SDSC to venture capitalists: data-intensive supercomputing is here
By By Jan Zverina | 23 Apr 2011
The exponentially increasing amount of digital information, along with new challenges in storing valuable data and massive datasets, are changing the architecture of today's newest supercomputers as well as how researchers will use them to accelerate scientific discovery.
''Digital data is advancing at least as fast, and probably faster, than Moore's Law,'' says Michael Norman, director of the San Diego Supercomputer Center (SDSC) at the University of California, San Diego (UCSD), referring to the computing hardware belief that the number of transistors which can be placed inexpensively on an integrated circuit doubles approximately every 18 months.
According to Norman the amount of digital data generated just by instruments such as DNA sequencers, cameras, telescopes, and MRIs is now doubling every 18 months.
''But I/O (input / output) transfer rates are not keeping pace – that is what SDSC's supercomputers are designed to solve, '' he says.

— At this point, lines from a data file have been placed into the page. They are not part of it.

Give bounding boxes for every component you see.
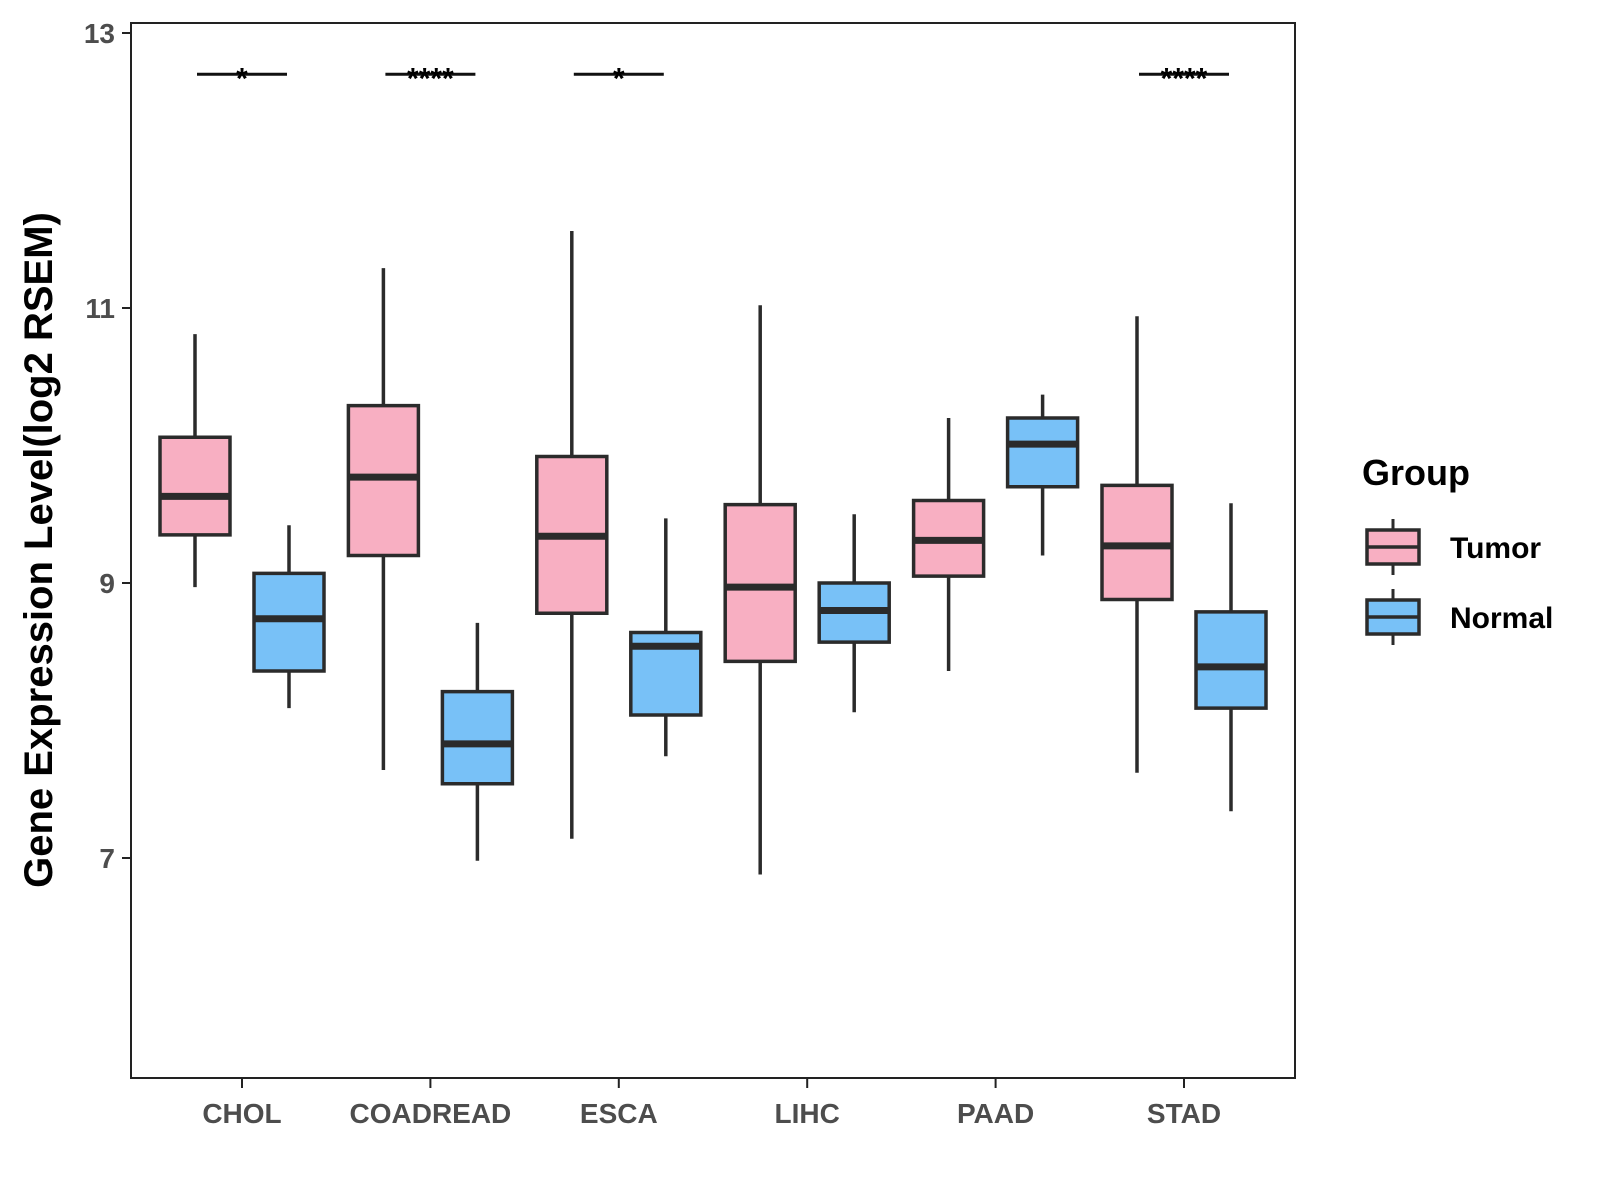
- box-tumor-chol: [158, 334, 232, 588]
- legend-label: Tumor: [1450, 532, 1541, 565]
- box-layer: [158, 231, 1268, 875]
- box-normal-chol: [252, 525, 326, 709]
- box-normal-lihc: [817, 514, 891, 713]
- significance-label: *: [613, 62, 625, 95]
- y-tick-label: 11: [85, 293, 115, 324]
- box-normal-coadread: [440, 622, 515, 861]
- box-tumor-coadread: [346, 268, 421, 770]
- y-axis: 7 9 11 13: [84, 18, 131, 874]
- box-normal-paad: [1005, 394, 1080, 556]
- x-tick-label: ESCA: [580, 1098, 658, 1129]
- box-tumor-stad: [1100, 316, 1174, 773]
- legend-item-tumor: Tumor: [1365, 519, 1541, 575]
- legend: Tumor Normal: [1365, 519, 1553, 645]
- box-tumor-lihc: [723, 305, 797, 875]
- legend-title: Group: [1362, 452, 1470, 493]
- significance-coadread: ****: [385, 62, 476, 95]
- x-tick-label: LIHC: [775, 1098, 840, 1129]
- significance-stad: ****: [1139, 62, 1229, 95]
- box-body: [1194, 610, 1268, 710]
- x-tick-label: CHOL: [202, 1098, 281, 1129]
- x-axis: CHOL COADREAD ESCA LIHC PAAD STAD: [202, 1078, 1221, 1129]
- y-tick-label: 13: [84, 18, 115, 49]
- legend-label: Normal: [1450, 602, 1553, 635]
- box-body: [723, 502, 797, 664]
- y-tick-label: 7: [99, 843, 115, 874]
- significance-label: ****: [1161, 62, 1208, 95]
- x-tick-label: STAD: [1147, 1098, 1221, 1129]
- box-tumor-paad: [911, 418, 986, 671]
- significance-layer: * **** * ****: [197, 62, 1229, 95]
- y-tick-label: 9: [99, 568, 115, 599]
- x-tick-label: PAAD: [957, 1098, 1034, 1129]
- significance-esca: *: [573, 62, 664, 95]
- box-normal-stad: [1194, 503, 1268, 812]
- box-tumor-esca: [535, 231, 609, 839]
- box-body: [158, 435, 232, 537]
- box-normal-esca: [629, 518, 703, 757]
- significance-label: ****: [407, 62, 454, 95]
- box-body: [440, 689, 515, 786]
- significance-label: *: [236, 62, 248, 95]
- box-body: [1005, 416, 1080, 489]
- legend-item-normal: Normal: [1365, 589, 1553, 645]
- significance-chol: *: [197, 62, 287, 95]
- y-axis-title: Gene Expression Level(log2 RSEM): [17, 212, 61, 888]
- x-tick-label: COADREAD: [350, 1098, 512, 1129]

SDSC, a key resource for UCSD researchers as well as the UC system and nationally, will later this year deploy a new data-intensive supercomputer system named Gordon, which will be the first high-performance supercomputer to use large amounts of flash-based SSD (solid state drive) memory.
Flash memory is more common in smaller devices such as mobile phones and laptop computers, but unique for supercomputers, which generally use slower spinning disk technology.